Summoning the Night (Arcadia Bell #2)(49)



Lon leaned backed in the booth. “She said he bit her arm to see if she was—”

“Viable,” I finished. “Yeah, how weird was that?”

“Maybe he was using blood for some sort of spell with the kids, and was looking for something specific. The amount of Heka inside someone, possibly.”

“I’ve never heard of anyone who could judge that by taste.”

He absently traced his pirate mustache down around his mouth with his thumb and index finger. “Me either.”

“Okay, apart from that, he identified her as number seven. And I’m still convinced the mandalas we found at the cannery had to be traps. He was holding the kids in there until Halloween. The circle of trees with their names at Sandpiper Park screams big-ass ritual.”

Lon paused while the waitress filled our glasses and asked if we wanted dessert before she brought us our check. After she left, he continued. “What kind of ritual, I don’t know. But I think we can safely rule out the theory that this was just Bishop experimenting with the transmutation spell. So what kind of ritual requires very specific kids?”

I shook my head. “I don’t see how seven young teenagers without magical skills would be useful in any kind of working.”

“That’s why you asked Cindy about occult leanings?”

I nodded. “If all the kids were magically gifted, I could understand the Snatcher’s choosing them to raise Heka. But he was tasting her blood as a qualifier for something more.”

“Sacrifices?”

“No idea, but I hope to hell not.” As an attempted-sacrifice survivor myself, I’d had about all I could handle of that bullshit. I twisted around in my seat. “All I know is that Bishop didn’t commit suicide in that cannery, and whoever carved those mandalas knows some strange magick.”

Lon groaned. “Yeah, and I can think of one local person who knows a lot of strange magick.”

“Who?”

“The magician who conducted the transmutation spells on the Hellfire members in the eighties.”

“You mean to tell me that the Hellfire Club hired a human magician to cast the transmutation spells?”

“More than one over the years. You thought we did it ourselves?”

“Well . . . yeah. You said your dad and Dare cast it on themselves when they first found the spell.”

He stretched his back and grimaced, trying to get comfortable. “People who aren’t naturally talented can’t churn out magick. The early Hellfire members had the glass summoning circles designed for the Hellfire caves, but they didn’t charge them when they were installed, Frater Karras did.”

Who?

Frater Karras, Lon explained, was a member of a small esoteric organization until he and his brother left the order and went rogue. Did magick for hire in central California in the 1970s. The Hellfire Club used Frater Karras as a freelancer to conduct transmutation spells and perform other miscellaneous magical jobs. “They paid him exorbitant amounts of money for his magical work, and to keep quiet. He worked with them on and off for about ten years, until he had a car accident and physically couldn’t work anymore. That’s when his brother took over his duties—he worked for the Hellfire Club until he died in the 1990s. His brother was the one who cast my transmutation spell.”

“Hold on. So you’re telling me that this Frater Karras person was a skilled magician, and they hired him like a plumber?”

“Yep.”

“His brother, too?”

“Uh-huh.”

“But was Frater Karras employed by the Hellfire Club in the early eighties when the Snatcher was active? If Bishop wanted to undergo the transmutation spell so badly, what was to stop him from hiring Frater Karras on the side?”

“Good question.”

“Is Frater Karras still alive?”

“Even better question. I don’t know. He disappeared. Not all that uncommon for rogue magicians. They change names, move around. . . .”

“Like me.”

“Like you. But you know how Cindy said the original Snatcher was a short man with mismatched eyes?”

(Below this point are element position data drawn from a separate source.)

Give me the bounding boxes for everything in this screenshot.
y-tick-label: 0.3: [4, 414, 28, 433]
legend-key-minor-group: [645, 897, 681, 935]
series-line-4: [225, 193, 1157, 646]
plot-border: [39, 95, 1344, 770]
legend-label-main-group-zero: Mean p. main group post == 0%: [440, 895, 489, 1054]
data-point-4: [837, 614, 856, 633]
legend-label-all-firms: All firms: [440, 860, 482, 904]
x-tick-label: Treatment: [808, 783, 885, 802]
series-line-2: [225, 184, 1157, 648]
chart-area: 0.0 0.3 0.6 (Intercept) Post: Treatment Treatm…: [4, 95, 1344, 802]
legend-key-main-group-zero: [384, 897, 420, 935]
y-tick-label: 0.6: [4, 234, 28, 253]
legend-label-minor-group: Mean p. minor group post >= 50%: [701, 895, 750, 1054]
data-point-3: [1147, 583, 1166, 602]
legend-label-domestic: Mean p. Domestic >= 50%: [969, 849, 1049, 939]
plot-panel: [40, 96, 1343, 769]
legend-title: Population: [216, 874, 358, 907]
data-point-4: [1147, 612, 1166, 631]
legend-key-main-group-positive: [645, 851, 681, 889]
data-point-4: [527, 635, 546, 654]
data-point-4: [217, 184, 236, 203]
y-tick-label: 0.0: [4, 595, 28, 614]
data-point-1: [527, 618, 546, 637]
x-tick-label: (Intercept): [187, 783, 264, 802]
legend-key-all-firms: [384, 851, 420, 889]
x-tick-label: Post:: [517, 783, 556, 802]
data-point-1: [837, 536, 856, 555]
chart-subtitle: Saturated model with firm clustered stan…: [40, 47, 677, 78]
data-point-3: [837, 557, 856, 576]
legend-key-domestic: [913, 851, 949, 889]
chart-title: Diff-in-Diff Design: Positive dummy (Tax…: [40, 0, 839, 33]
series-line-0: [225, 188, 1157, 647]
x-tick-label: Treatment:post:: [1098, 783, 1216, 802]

I stared at him. “No way.”

“Yes way. I nearly had a stroke when she said that. Fucking Frater Karras had one blue eye, one brown.”

“Crap! If he was the person who tried to take Cindy, then—”

“Maybe he’s the person taking the kids now.”

The waitress returned briefly to leave our check. Lon always insisted on paying for dinner, so we had a standing agreement that I’d take care of the tip. I glanced at the check and counted out cash, lost in thought. We knew the original Snatcher’s true identity. How were we going to find out if he was still alive? As I unwrinkled dollar bills and shuffled them into a neat stack, another nagging detail almost slid into place inside my head.

“Frater Karras,” I said. “That name . . .”

Lon gave me a strange look. “Yeah?”

“Karras, Karras . . .”

Lon shook his head, not following my line of thought as Jupe bounded up to the table.

“I need dough, yo. Small bills or quarters. They’ve got all kinds of awesome stuff in there. Double Dragon, Altered Beast, Ghosts and Goblins—it’s a freakin’ gold mine!”

“I’m not a piggy bank,” Lon complained. “Forget it.”